While no one disputes Blake Bryant’s baseball ability, at this stage it’s about much more than that. Everyone knows he can pitch. He has traveled the country and played in elite level showcase after showcase. The scouts have seen him throw. They’ve seen him play basketball. They know exactly what he can do on the field.

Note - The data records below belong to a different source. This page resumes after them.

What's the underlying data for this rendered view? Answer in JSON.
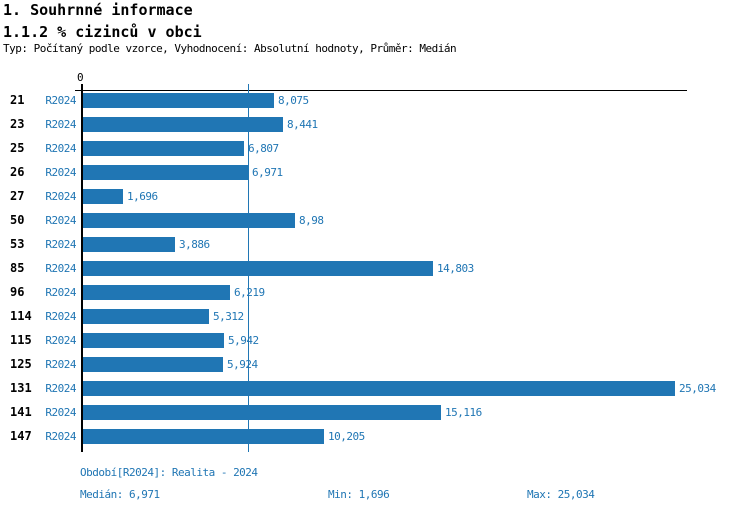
{
  "header": {
    "section_title": "1. Souhrnné informace",
    "chart_title": "1.1.2 % cizinců v obci",
    "subtitle": "Typ: Počítaný podle vzorce, Vyhodnocení: Absolutní hodnoty, Průměr: Medián"
  },
  "chart_data": {
    "type": "bar",
    "orientation": "horizontal",
    "title": "1.1.2 % cizinců v obci",
    "series_label": "R2024",
    "categories": [
      "21",
      "23",
      "25",
      "26",
      "27",
      "50",
      "53",
      "85",
      "96",
      "114",
      "115",
      "125",
      "131",
      "141",
      "147"
    ],
    "values": [
      8.075,
      8.441,
      6.807,
      6.971,
      1.696,
      8.98,
      3.886,
      14.803,
      6.219,
      5.312,
      5.942,
      5.924,
      25.034,
      15.116,
      10.205
    ],
    "value_labels": [
      "8,075",
      "8,441",
      "6,807",
      "6,971",
      "1,696",
      "8,98",
      "3,886",
      "14,803",
      "6,219",
      "5,312",
      "5,942",
      "5,924",
      "25,034",
      "15,116",
      "10,205"
    ],
    "axis": {
      "origin_label": "0",
      "xmin": 0,
      "xmax": 25.4
    },
    "median_line": 6.971,
    "bar_color": "#2076b4",
    "text_color": "#2076b4",
    "legend_position": "none",
    "grid": false
  },
  "footer": {
    "period": "Období[R2024]: Realita - 2024",
    "median": "Medián: 6,971",
    "min": "Min: 1,696",
    "max": "Max: 25,034"
  }
}
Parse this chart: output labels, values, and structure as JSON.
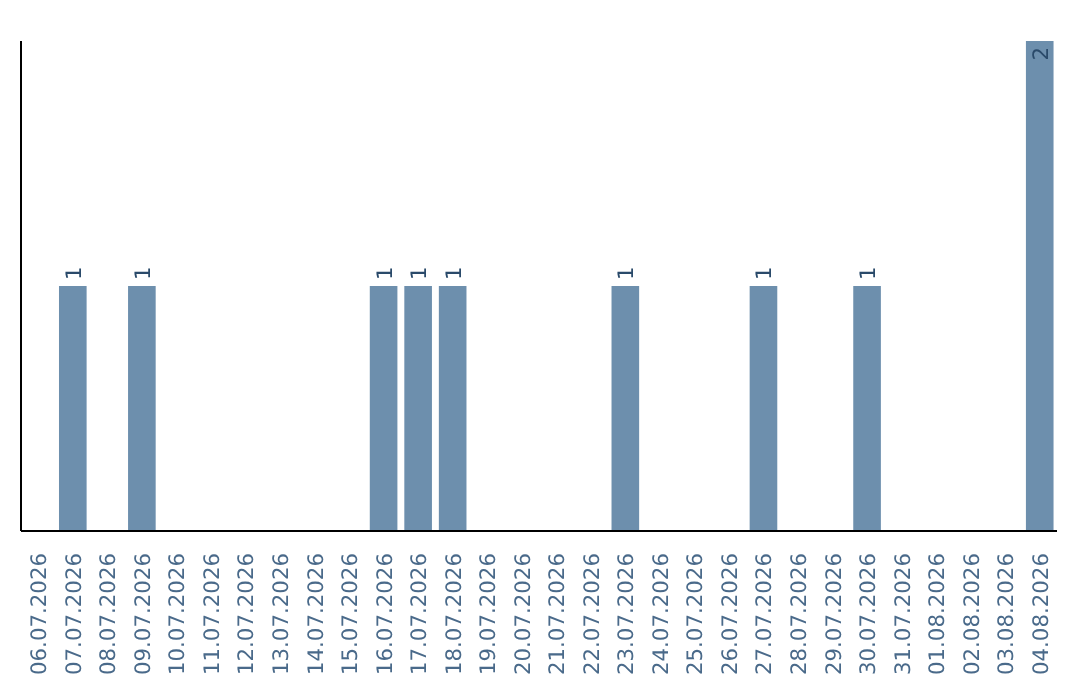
{
  "chart_data": {
    "type": "bar",
    "categories": [
      "06.07.2026",
      "07.07.2026",
      "08.07.2026",
      "09.07.2026",
      "10.07.2026",
      "11.07.2026",
      "12.07.2026",
      "13.07.2026",
      "14.07.2026",
      "15.07.2026",
      "16.07.2026",
      "17.07.2026",
      "18.07.2026",
      "19.07.2026",
      "20.07.2026",
      "21.07.2026",
      "22.07.2026",
      "23.07.2026",
      "24.07.2026",
      "25.07.2026",
      "26.07.2026",
      "27.07.2026",
      "28.07.2026",
      "29.07.2026",
      "30.07.2026",
      "31.07.2026",
      "01.08.2026",
      "02.08.2026",
      "03.08.2026",
      "04.08.2026"
    ],
    "values": [
      0,
      1,
      0,
      1,
      0,
      0,
      0,
      0,
      0,
      0,
      1,
      1,
      1,
      0,
      0,
      0,
      0,
      1,
      0,
      0,
      0,
      1,
      0,
      0,
      1,
      0,
      0,
      0,
      0,
      2
    ],
    "value_labels": [
      null,
      "1",
      null,
      "1",
      null,
      null,
      null,
      null,
      null,
      null,
      "1",
      "1",
      "1",
      null,
      null,
      null,
      null,
      "1",
      null,
      null,
      null,
      "1",
      null,
      null,
      "1",
      null,
      null,
      null,
      null,
      "2"
    ],
    "color": "#6d8fad",
    "tick_labels": "x",
    "grid": false
  }
}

But there’s more to it than that.

“I’ve had all these phone conversations and answered all these questions from scouts, and not one of them has asked me about baseball,” Coram said. “Everything has been about his character. Can he handle getting punched in the gut and face the adversity that comes with professional baseball? Is he mature enough to go out on his own and be with maybe one or two English-speaking guys? This whole spring, it was about his character, his work ethic. If we spend money on this guy, is he going to adapt to our culture and be coachable? They asked some hard questions, but it was about more than just baseball. But he’s been an absolute pleasure to coach. As good of a baseball player as he is, he’s an even better person.”

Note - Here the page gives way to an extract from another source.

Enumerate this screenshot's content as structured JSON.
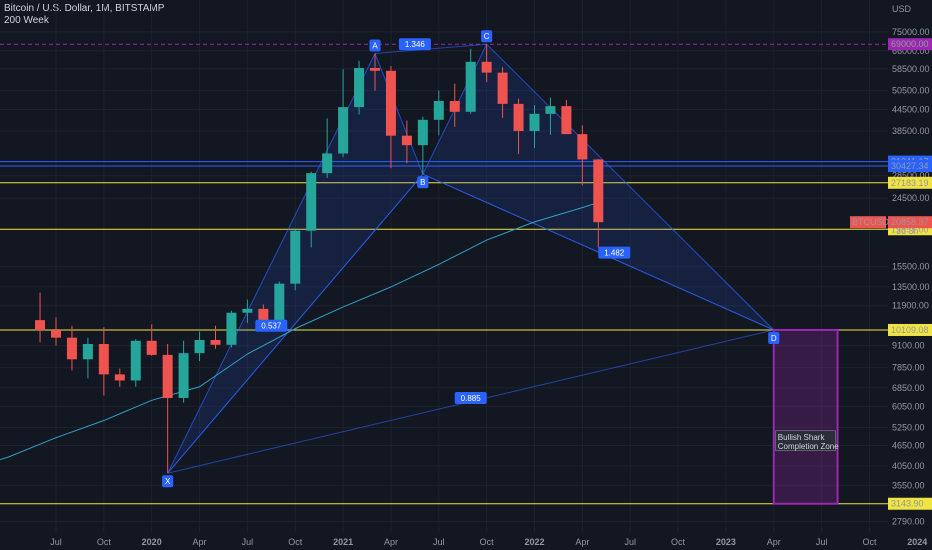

July 11 is going to be a big day for Blake Bryant and his family. He is projected to go anywhere from late in the first round to the middle of the third round. Like most baseball players, his dream is to play professionally, but he isn’t ruling out Clemson either.

“I hope I do get drafted,” Blake Bryant said. “That would be a dream come true. But if not, Clemson is the route. I’m totally fine with that.”

Coram, however, doesn’t believe Blake Bryant will ever set foot on a college campus. The Clemson staff tend to agree.

“Clemson’s not expecting him,” Coram said. “They pretty much know. But they would love for him to be there.”

Blake Bryant. If this is the first time you’ve heard his name, don’t forget it. You’ll definitely be hearing it again.

Baseball Runs in the Family

That Blake Bryant would be a good baseball player was a foregone conclusion. He comes from a family of players who have played at the next level.

His father, Joe Bryant, pitched at then-South Georgia College before an injury derailed his career.

His brother, Phillip Bryant, also pitched at SGC and later at then-Piedmont College.

Cousin Peyton Bryant, a catcher, just finished at South Georgia State College and will continue his career at ABAC next year. He had a great freshman year but started this season with a hamstring injury that bothered him over the first half. Once he recovered, he had an All-Conference caliber second half and made the GCAA All-Tournament Team at the end of the season.

A 2-Sport Athlete

Blake Bryant is also an excellent basketball player. A three-year varsity starter, he averaged 10.7 points and 8.2 rebounds per game. He made All-State all three years and helped lead the Patriots to the state finals two years in a row.